Dans cette synthèse, nous rapporterons brièvement les rôles connus des adipocytokines adiponectine et résistine dans le métabolisme énergétique et la reproduction chez la femelle et le mâle. Puis nous décrirons le lien qu’elles pourraient établir entre ces deux fonctions, ainsi que leur possible implication dans le syndrome des ovaires polykystiques (SOPK) chez la femme et les infertilités liées à l’obésité.
Rôle de l’adiponectine et de la résistine dans la régulation du métabolisme énergétique
L’adiponectine limite la prise de poids chez des rongeurs recevant un régime riche en graisses et en sucres, et il existe une relation inverse entre la résistance à l’insuline et les concentrations plasmatiques d’adiponectine [10]. La suppression de l’expression d’AdipoR1 et d’AdipoR2 s’accompagne d’une diminution de l’activité de PPARα (peroxisome proliferator-activated receptor α), de l’oxydation des acides gras et de l’utilisation du glucose [11]. De plus, Civitarese et al. [12] ont observé que l’expression des deux récepteurs est diminuée chez les sujets ayant des antécédents familiaux de diabète de type 2. Ces données confèrent ainsi à l’adiponectine un rôle protecteur contre le développement du diabète de type 2. En fait, l’adiponectine peut être considérée comme un agent antidiabétique qui augmente la sensibilité à l’insuline en activant l’AMPK. Dans le foie, l’adiponectine augmente la phosphorylation du récepteur à l’insuline, l’oxydation des acides gras, et diminue la néoglucogenèse [13, 14]. Dans le muscle, l’activation de l’AMPK par l’adiponectine conduit à l’inactivation de l’acétylCoA, ce qui augmente l’oxydation des acides gras [14, 15]. Dans ce tissu, l’adiponectine favorise également l’utilisation du glucose en facilitant la translocation des transporteurs GLUT4 sensibles à l’insuline [16].
Chez l’homme, le rôle de la résistine dans le métabolisme est moins connu que celui de l’adiponectine. Chez la souris obèse, la concentration sérique de résistine est augmentée [17]. Chez ces animaux, l’administration d’un anticorps antirésistine corrige le taux de glucose circulant et améliore la sensibilité à l’insuline, mais l’administration de résistine recombinante n’entraîne qu’une intolérance au glucose.
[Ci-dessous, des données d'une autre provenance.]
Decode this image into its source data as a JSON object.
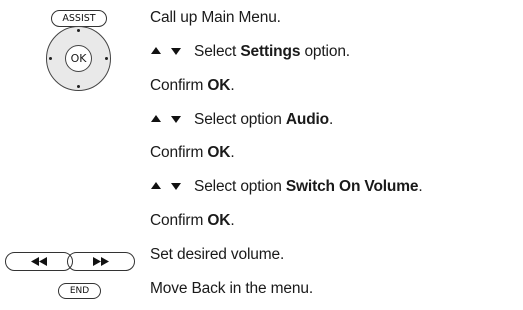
{
  "buttons": {
    "assist": "ASSIST",
    "ok": "OK",
    "end": "END"
  },
  "steps": [
    {
      "arrows": false,
      "pre": "Call up Main Menu.",
      "bold": "",
      "post": ""
    },
    {
      "arrows": true,
      "pre": "Select ",
      "bold": "Settings",
      "post": " option."
    },
    {
      "arrows": false,
      "pre": "Confirm ",
      "bold": "OK",
      "post": "."
    },
    {
      "arrows": true,
      "pre": "Select option ",
      "bold": "Audio",
      "post": "."
    },
    {
      "arrows": false,
      "pre": "Confirm ",
      "bold": "OK",
      "post": "."
    },
    {
      "arrows": true,
      "pre": "Select option ",
      "bold": "Switch On Volume",
      "post": "."
    },
    {
      "arrows": false,
      "pre": "Confirm ",
      "bold": "OK",
      "post": "."
    },
    {
      "arrows": false,
      "pre": "Set desired volume.",
      "bold": "",
      "post": ""
    },
    {
      "arrows": false,
      "pre": "Move Back in the menu.",
      "bold": "",
      "post": ""
    }
  ]
}
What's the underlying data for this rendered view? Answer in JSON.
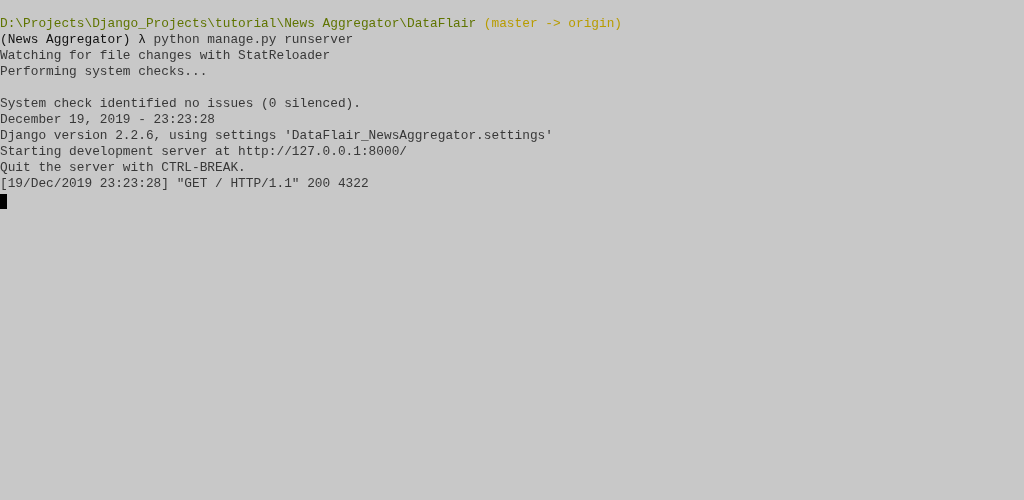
{
  "terminal": {
    "lines": [
      {
        "kind": "text",
        "segments": [
          {
            "kind": "path",
            "text": "D:\\Projects\\Django_Projects\\tutorial\\News Aggregator\\DataFlair"
          },
          {
            "kind": "branch",
            "text": " (master -> origin)"
          }
        ]
      },
      {
        "kind": "text",
        "segments": [
          {
            "kind": "prompt",
            "text": "(News Aggregator) λ"
          },
          {
            "kind": "output",
            "text": " python manage.py runserver"
          }
        ]
      },
      {
        "kind": "text",
        "segments": [
          {
            "kind": "output",
            "text": "Watching for file changes with StatReloader"
          }
        ]
      },
      {
        "kind": "text",
        "segments": [
          {
            "kind": "output",
            "text": "Performing system checks..."
          }
        ]
      },
      {
        "kind": "blank"
      },
      {
        "kind": "text",
        "segments": [
          {
            "kind": "output",
            "text": "System check identified no issues (0 silenced)."
          }
        ]
      },
      {
        "kind": "text",
        "segments": [
          {
            "kind": "output",
            "text": "December 19, 2019 - 23:23:28"
          }
        ]
      },
      {
        "kind": "text",
        "segments": [
          {
            "kind": "output",
            "text": "Django version 2.2.6, using settings 'DataFlair_NewsAggregator.settings'"
          }
        ]
      },
      {
        "kind": "text",
        "segments": [
          {
            "kind": "output",
            "text": "Starting development server at http://127.0.0.1:8000/"
          }
        ]
      },
      {
        "kind": "text",
        "segments": [
          {
            "kind": "output",
            "text": "Quit the server with CTRL-BREAK."
          }
        ]
      },
      {
        "kind": "text",
        "segments": [
          {
            "kind": "output",
            "text": "[19/Dec/2019 23:23:28] \"GET / HTTP/1.1\" 200 4322"
          }
        ]
      },
      {
        "kind": "cursor"
      }
    ]
  }
}
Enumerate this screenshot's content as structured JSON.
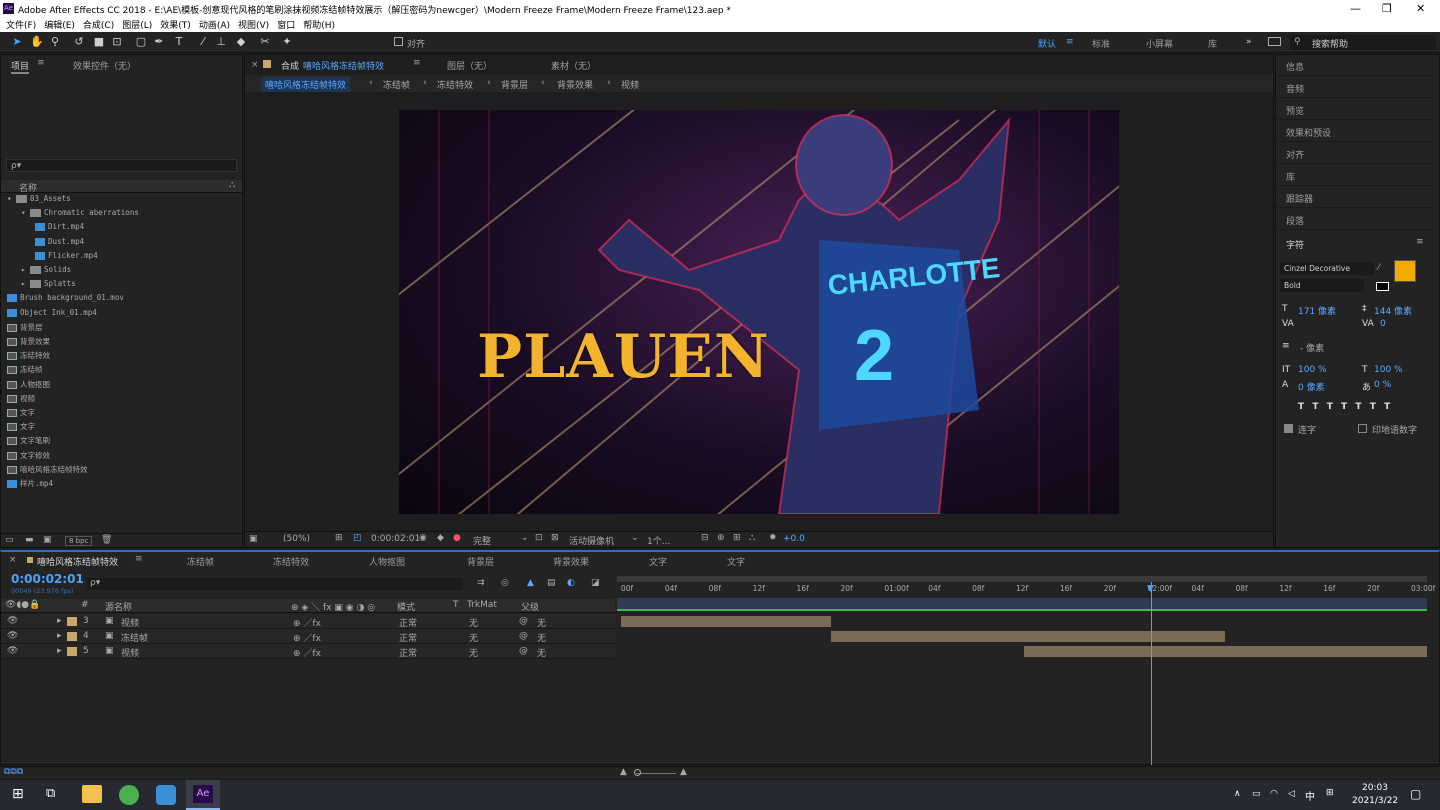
{
  "window": {
    "title": "Adobe After Effects CC 2018 - E:\\AE\\模板-创意现代风格的笔刷涂抹视频冻结帧特效展示（解压密码为newcger）\\Modern Freeze Frame\\Modern Freeze Frame\\123.aep *"
  },
  "menu": [
    "文件(F)",
    "编辑(E)",
    "合成(C)",
    "图层(L)",
    "效果(T)",
    "动画(A)",
    "视图(V)",
    "窗口",
    "帮助(H)"
  ],
  "toolbar": {
    "align_label": "对齐",
    "workspaces": [
      "默认",
      "标准",
      "小屏幕",
      "库"
    ],
    "search_placeholder": "搜索帮助"
  },
  "project": {
    "tab_project": "项目",
    "tab_effects": "效果控件（无）",
    "search_placeholder": "ρ▾",
    "column_name": "名称",
    "bpc": "8 bpc",
    "items": [
      {
        "label": "03_Assets",
        "type": "folder",
        "indent": 0,
        "open": true
      },
      {
        "label": "Chromatic aberrations",
        "type": "folder",
        "indent": 1,
        "open": true
      },
      {
        "label": "Dirt.mp4",
        "type": "file",
        "indent": 2
      },
      {
        "label": "Dust.mp4",
        "type": "file",
        "indent": 2
      },
      {
        "label": "Flicker.mp4",
        "type": "file",
        "indent": 2
      },
      {
        "label": "Solids",
        "type": "folder",
        "indent": 1,
        "open": false
      },
      {
        "label": "Splatts",
        "type": "folder",
        "indent": 1,
        "open": false
      },
      {
        "label": "Brush background_01.mov",
        "type": "file",
        "indent": 0
      },
      {
        "label": "Object Ink_01.mp4",
        "type": "file",
        "indent": 0
      },
      {
        "label": "背景层",
        "type": "comp",
        "indent": 0
      },
      {
        "label": "背景效果",
        "type": "comp",
        "indent": 0
      },
      {
        "label": "冻结特效",
        "type": "comp",
        "indent": 0
      },
      {
        "label": "冻结帧",
        "type": "comp",
        "indent": 0
      },
      {
        "label": "人物抠图",
        "type": "comp",
        "indent": 0
      },
      {
        "label": "视频",
        "type": "comp",
        "indent": 0
      },
      {
        "label": "文字",
        "type": "comp",
        "indent": 0
      },
      {
        "label": "文字",
        "type": "comp",
        "indent": 0
      },
      {
        "label": "文字笔刷",
        "type": "comp",
        "indent": 0
      },
      {
        "label": "文字修效",
        "type": "comp",
        "indent": 0
      },
      {
        "label": "嘻哈风格冻结帧特效",
        "type": "comp",
        "indent": 0
      },
      {
        "label": "样片.mp4",
        "type": "file",
        "indent": 0
      }
    ]
  },
  "viewer": {
    "tab_comp_prefix": "合成",
    "tab_comp": "嘻哈风格冻结帧特效",
    "tab_layer": "图层（无）",
    "tab_footage": "素材（无）",
    "breadcrumbs": [
      "嘻哈风格冻结帧特效",
      "冻结帧",
      "冻结特效",
      "背景层",
      "背景效果",
      "视频"
    ],
    "overlay_title": "PLAUEN",
    "zoom": "(50%)",
    "timecode": "0:00:02:01",
    "quality": "完整",
    "camera": "活动摄像机",
    "views": "1个...",
    "exposure": "+0.0"
  },
  "right_panel": {
    "items": [
      "信息",
      "音频",
      "预览",
      "效果和预设",
      "对齐",
      "库",
      "跟踪器",
      "段落"
    ],
    "character": {
      "title": "字符",
      "font": "Cinzel Decorative",
      "style": "Bold",
      "size": "171 像素",
      "leading": "144 像素",
      "tracking": "0",
      "stroke": "- 像素",
      "vscale": "100 %",
      "hscale": "100 %",
      "baseline": "0 像素",
      "tsume": "0 %",
      "ligatures_label": "连字",
      "hindi_label": "印地语数字",
      "swatch": "#f2a900"
    }
  },
  "timeline": {
    "tabs": [
      "嘻哈风格冻结帧特效",
      "冻结帧",
      "冻结特效",
      "人物抠图",
      "背景层",
      "背景效果",
      "文字",
      "文字"
    ],
    "timecode": "0:00:02:01",
    "fps": "00049 (23.976 fps)",
    "col_num": "#",
    "col_name": "源名称",
    "col_mode": "模式",
    "col_t": "T",
    "col_trkmat": "TrkMat",
    "col_parent": "父级",
    "ruler": [
      "00f",
      "04f",
      "08f",
      "12f",
      "16f",
      "20f",
      "01:00f",
      "04f",
      "08f",
      "12f",
      "16f",
      "20f",
      "02:00f",
      "04f",
      "08f",
      "12f",
      "16f",
      "20f",
      "03:00f"
    ],
    "layers": [
      {
        "num": "3",
        "name": "视频",
        "mode": "正常",
        "trkmat": "无",
        "parent": "无",
        "bar_start": 0.0,
        "bar_end": 0.26
      },
      {
        "num": "4",
        "name": "冻结帧",
        "mode": "正常",
        "trkmat": "无",
        "parent": "无",
        "bar_start": 0.26,
        "bar_end": 0.75
      },
      {
        "num": "5",
        "name": "视频",
        "mode": "正常",
        "trkmat": "无",
        "parent": "无",
        "bar_start": 0.5,
        "bar_end": 1.0
      }
    ]
  },
  "taskbar": {
    "time": "20:03",
    "date": "2021/3/22",
    "ime": "中"
  }
}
Chez l’homme, l’hypothèse selon laquelle la résistine serait une hormone principalement inductrice d’insulinorésistance reste à confirmer.
Rôle de l’adiponectine et de la résistine dans les fonctions centrales de la reproduction
Pour contrôler les fonctions de la reproduction, l’adiponectine et la résistine pourraient également agir sur l’axe hypothalamo-hypophysaire (Figure 2). En effet, l’adiponectine, AdipoR1 et AdipoR2 et la résistine sont présentes dans l’hypothalamus et l’hypophyse chez l’homme et les rongeurs (pour revue voir [18]). Des études in vitro montrent que l’adiponectine, en activant l’AMPK, réduit la sécrétion in vitro de GnRH (gonadotropin releasing hormone) par les cellules hypothalamiques GT1-7. Ces effets pourraient s’expliquer par une inhibition de l’expression du gène KISS1 qui joue un rôle central dans la régulation de l’axe gonadotrope [19] (→). De plus, l’adiponectine inhibe également la libération de LH (luteinizing hormone) qu’elle soit basale ou induite par le GnRH dans la lignée murine gonadotrope LβT2 [20]. Au niveau de l’hypophyse, l’expression de la résistine est faible à la naissance chez la rate et augmente jusqu’à l’âge de 28 jours. Elle augmente au sevrage chez la femelle et à la puberté chez le mâle. De plus, sa concentration hypophysaire est deux à trois fois plus importante chez les mâles que chez les femelles. D’autre part, la résistine diminue in vitro l’expression des récepteurs AdipoR1 et AdipoR2 dans les cellules hypophysaires de rat en culture [21]. Le rôle de la résistine au niveau hypothalamique et hypophysaire reste à déterminer.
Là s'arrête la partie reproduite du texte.